Support Local Journalism
‘Red flag’ support
It will be made up of regular folks such as the ones he met May 19 at a Friends of the NRA fundraiser in Silverthorne. Johnston skipped a gun-control debate on the Front Range that night where no Republicans or NRA members were expected to attend, instead heading up to the mountains to talk about gun rights.
Three of the first four NRA members he talked to that night at the Central Rockies Friends of the NRA banquet at Blue River Pavilion supported some form of red-flag legislation to temporarily take guns away from people with mental health issues who pose a threat to themselves or others.
“I felt like there are NRA members who feel the same way and why don’t we go straight to them and open the conversation up instead of staying in our corners and throwing stones?” Johnston said. “It was very affirming to find that on this issue of red flags there is actually a lot of agreement.”
A bipartisan red-flag law garnered the support of local and statewide law enforcement earlier this month, passing out of the Democrat-controlled House before being killed in the Republican-controlled Senate. The red-flag concept is part of Johnston’s #4NoMore gun-safety plank.
Lyle Sidener, a Kremmling resident who attended the May 19 Friends of the NRA event in Silverthorne, says he’s worried about due process in any kind of red-flag law and how best to protect law-abiding gun owners from possible abuse. Still, he realizes something needs to change.
“It’s a tough deal. Obviously, I’m a gun owner and gun-rights supporter, and part of me says we’ve got laws and those activities are already illegal — to take a gun into a school and kill someone,” Sidener said. “But there’s flaws in the system that these things continue to happen.”
A game warden supervisor for Colorado Parks and Wildlife, Sidener says the Central Rockies chapter of Friends of the NRA has raised a great deal of money for youth shooting and hunting programs through ROTC, 4-H Club, Boys Scouts and other organizations. He doesn’t want to see laws that in any way infringe on legitimate gun ownership for sports and hunting.
“I hate to see something like that restrict what a law-abiding person is doing — whether it’s a hunter or a shooting-sports advocate or someone like that — to have their rights infringed upon because the existing system is not protecting us in those instances,” Sidener added.

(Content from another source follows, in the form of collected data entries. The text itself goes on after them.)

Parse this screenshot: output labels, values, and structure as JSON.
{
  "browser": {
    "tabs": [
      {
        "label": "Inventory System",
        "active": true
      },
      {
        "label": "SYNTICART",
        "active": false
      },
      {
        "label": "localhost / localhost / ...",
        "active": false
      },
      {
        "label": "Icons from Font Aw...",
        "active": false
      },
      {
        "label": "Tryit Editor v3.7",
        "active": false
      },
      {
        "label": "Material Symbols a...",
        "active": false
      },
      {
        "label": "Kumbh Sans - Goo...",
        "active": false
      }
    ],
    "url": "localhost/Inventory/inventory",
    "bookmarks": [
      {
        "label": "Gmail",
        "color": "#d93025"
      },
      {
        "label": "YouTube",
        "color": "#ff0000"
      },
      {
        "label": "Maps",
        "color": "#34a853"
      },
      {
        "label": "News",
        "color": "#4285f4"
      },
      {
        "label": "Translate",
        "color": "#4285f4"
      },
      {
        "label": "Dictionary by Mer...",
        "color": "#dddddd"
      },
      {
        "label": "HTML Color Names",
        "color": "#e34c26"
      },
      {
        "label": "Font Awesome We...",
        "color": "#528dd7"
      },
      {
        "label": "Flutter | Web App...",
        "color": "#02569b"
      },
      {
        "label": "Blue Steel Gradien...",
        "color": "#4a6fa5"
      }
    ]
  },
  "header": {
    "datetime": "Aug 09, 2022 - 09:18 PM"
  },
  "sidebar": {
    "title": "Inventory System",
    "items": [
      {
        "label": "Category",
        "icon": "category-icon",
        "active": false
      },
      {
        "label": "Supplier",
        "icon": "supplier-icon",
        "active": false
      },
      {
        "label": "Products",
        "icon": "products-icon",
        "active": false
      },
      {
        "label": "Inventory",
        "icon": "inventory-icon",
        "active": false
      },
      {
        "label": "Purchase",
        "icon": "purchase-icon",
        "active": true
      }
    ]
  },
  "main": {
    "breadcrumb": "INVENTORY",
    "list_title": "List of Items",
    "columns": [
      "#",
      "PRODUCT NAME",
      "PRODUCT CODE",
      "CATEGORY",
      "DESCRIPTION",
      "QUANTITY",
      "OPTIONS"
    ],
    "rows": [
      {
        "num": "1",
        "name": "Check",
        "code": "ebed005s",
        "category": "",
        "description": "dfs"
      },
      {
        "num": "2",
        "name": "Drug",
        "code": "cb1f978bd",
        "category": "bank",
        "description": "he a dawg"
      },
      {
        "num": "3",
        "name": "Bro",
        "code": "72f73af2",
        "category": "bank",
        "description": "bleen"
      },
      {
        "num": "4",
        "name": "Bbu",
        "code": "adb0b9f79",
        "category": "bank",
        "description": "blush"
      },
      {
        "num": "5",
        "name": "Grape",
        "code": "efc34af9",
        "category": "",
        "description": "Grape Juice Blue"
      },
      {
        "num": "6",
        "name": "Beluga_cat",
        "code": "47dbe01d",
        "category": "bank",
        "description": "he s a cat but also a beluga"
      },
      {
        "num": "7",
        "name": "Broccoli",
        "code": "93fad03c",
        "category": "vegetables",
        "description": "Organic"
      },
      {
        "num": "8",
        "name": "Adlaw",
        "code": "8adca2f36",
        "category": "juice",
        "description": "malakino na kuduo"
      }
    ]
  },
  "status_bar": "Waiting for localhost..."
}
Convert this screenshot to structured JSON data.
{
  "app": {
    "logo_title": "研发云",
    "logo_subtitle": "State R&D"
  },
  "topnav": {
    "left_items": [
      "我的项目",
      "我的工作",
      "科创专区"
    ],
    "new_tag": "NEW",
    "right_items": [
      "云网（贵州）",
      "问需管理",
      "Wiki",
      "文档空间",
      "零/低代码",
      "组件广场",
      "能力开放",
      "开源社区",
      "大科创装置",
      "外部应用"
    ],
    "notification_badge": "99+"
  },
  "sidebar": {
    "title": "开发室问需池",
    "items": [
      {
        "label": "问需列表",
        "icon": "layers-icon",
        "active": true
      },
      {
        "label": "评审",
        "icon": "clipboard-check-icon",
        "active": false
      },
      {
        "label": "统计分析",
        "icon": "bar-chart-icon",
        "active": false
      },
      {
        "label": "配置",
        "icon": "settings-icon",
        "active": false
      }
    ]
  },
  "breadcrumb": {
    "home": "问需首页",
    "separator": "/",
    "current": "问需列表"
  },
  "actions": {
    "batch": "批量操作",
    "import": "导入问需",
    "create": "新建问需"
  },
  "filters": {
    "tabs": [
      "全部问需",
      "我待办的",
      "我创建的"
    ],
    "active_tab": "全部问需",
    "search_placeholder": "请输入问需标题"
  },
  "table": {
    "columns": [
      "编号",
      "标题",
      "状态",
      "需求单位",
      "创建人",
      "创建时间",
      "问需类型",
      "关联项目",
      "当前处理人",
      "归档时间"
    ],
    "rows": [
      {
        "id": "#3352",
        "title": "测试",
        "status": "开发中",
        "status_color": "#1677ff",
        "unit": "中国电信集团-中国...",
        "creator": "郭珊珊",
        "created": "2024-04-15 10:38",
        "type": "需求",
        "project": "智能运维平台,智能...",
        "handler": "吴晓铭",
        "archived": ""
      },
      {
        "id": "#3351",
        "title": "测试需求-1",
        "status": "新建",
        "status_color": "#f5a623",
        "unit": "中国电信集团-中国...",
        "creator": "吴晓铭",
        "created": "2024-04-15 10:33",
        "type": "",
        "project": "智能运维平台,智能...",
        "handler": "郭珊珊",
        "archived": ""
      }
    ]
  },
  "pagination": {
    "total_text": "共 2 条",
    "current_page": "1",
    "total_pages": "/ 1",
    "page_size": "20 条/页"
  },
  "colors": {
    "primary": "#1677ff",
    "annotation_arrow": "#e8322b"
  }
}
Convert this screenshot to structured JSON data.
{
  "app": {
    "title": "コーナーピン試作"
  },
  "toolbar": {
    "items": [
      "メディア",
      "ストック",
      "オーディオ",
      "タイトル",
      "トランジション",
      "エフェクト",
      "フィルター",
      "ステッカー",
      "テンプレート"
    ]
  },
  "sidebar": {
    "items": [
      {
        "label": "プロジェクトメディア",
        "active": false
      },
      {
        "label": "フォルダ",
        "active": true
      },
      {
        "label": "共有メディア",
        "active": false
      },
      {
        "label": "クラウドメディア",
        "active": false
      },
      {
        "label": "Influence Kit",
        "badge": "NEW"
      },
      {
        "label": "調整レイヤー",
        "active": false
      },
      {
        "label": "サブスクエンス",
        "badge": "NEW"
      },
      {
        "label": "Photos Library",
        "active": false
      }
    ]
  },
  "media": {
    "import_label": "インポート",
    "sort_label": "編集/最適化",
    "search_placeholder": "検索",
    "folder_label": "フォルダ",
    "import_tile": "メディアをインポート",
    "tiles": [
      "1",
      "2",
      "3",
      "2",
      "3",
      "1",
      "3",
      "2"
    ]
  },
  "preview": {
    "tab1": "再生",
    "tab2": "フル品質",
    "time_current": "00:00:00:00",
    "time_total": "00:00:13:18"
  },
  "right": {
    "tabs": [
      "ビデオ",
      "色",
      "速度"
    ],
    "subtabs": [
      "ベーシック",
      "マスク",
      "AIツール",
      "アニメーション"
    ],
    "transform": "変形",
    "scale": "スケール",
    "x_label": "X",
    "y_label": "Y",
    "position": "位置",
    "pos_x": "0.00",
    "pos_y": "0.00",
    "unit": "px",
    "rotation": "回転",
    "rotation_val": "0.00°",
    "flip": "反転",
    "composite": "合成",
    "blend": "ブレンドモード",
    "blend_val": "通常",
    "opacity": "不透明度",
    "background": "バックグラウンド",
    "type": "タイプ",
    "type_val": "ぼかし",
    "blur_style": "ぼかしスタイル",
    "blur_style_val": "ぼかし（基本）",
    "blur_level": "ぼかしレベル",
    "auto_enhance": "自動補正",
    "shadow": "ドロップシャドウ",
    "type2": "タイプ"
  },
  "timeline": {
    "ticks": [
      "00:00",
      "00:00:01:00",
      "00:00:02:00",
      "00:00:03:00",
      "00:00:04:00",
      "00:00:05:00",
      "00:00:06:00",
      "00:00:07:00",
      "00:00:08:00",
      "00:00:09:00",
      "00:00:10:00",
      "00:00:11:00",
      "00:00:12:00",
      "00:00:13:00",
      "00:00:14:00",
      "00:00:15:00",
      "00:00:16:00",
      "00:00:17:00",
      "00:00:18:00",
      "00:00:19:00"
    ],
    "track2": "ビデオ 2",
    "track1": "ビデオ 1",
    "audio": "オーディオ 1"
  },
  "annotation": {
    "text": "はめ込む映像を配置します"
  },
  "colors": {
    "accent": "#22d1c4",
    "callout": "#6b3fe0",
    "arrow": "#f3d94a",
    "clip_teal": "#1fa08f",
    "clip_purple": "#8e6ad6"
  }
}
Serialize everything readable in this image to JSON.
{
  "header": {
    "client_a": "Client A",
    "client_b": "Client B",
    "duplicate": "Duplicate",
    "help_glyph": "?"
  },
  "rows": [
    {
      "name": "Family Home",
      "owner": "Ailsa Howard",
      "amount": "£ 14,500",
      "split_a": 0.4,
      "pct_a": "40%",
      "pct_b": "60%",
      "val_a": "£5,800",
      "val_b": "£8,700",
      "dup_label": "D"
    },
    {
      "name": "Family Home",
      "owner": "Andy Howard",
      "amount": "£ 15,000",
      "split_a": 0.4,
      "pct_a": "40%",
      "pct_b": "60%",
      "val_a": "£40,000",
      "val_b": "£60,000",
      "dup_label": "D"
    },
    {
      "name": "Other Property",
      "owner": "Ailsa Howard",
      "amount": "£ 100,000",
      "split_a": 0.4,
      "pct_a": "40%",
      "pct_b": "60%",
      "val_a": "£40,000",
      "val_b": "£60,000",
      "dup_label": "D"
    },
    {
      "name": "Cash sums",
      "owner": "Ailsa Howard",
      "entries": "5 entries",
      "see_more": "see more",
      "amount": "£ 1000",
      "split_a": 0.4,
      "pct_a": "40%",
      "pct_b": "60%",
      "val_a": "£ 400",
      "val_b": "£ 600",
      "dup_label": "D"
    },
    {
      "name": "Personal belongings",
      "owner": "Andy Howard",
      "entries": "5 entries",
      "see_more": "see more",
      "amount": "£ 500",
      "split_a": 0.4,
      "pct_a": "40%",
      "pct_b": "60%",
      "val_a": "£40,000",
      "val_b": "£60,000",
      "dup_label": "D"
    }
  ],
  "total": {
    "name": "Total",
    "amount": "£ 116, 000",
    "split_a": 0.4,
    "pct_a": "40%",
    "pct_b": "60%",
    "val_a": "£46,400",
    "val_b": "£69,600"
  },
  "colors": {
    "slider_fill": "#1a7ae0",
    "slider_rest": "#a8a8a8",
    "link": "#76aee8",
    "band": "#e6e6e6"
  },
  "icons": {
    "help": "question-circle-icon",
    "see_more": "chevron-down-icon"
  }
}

Johnston said red-flag laws have more support than some of the gun laws passed by the Colorado Legislature in 2013 in the wake of the Newtown and Aurora theater shootings.
“I understand why probably all of those (NRA members) disagreed with me on the magazine idea,” Johnston said of the 15-round limit passed while he was in the Senate in 2013. “Their argument is that applies to everybody equally — the responsible people and the non-responsible people. What appeals to gun owners about the red-flag idea is that it’s a targeted intervention.”
Nationally, the NRA has signaled some openness to limited red-flag laws.
Peggy Long, a past chairwoman of Central Rockies NRA and the current treasurer, said her group really works hard to stay out of the political fray.
“The Friends of the NRA is solely a nonprofit organization, and our mission is to promote and provide funding for shooting sports and education programs and range development,” Long said. “We are non-political, we stay out of it and that’s not our cup of tea. We’re the friends. We’re doing what we feel is right for the protection of the Second Amendment and we don’t get into it.”
Long said the May 19 event was sold out and raised the most money ever, with “a lot of happy faces leaving the room.” While she did not see or talk to Johnston, Long said a Denver reporter was asked to leave the event, and there was also an incident with a Republican attendee.
“They actually purchased a ticket and came in and did everything within the rules until one of the guys showed up and he had a life-sized poster of Trump, and I would not let him in the premises either,” Long said. “We don’t campaign, and we don’t allow campaigning.”
Johnston said he was cognizant of the local chapter’s admonition against politicizing guns.
“On purpose I did not want to go in and make it a political event or a political experience. I wasn’t trying to speak in front of a crowd or negotiate a deal,” Johnston said. “I just wanted to talk to regular folks and get a sense of where they stood on this.”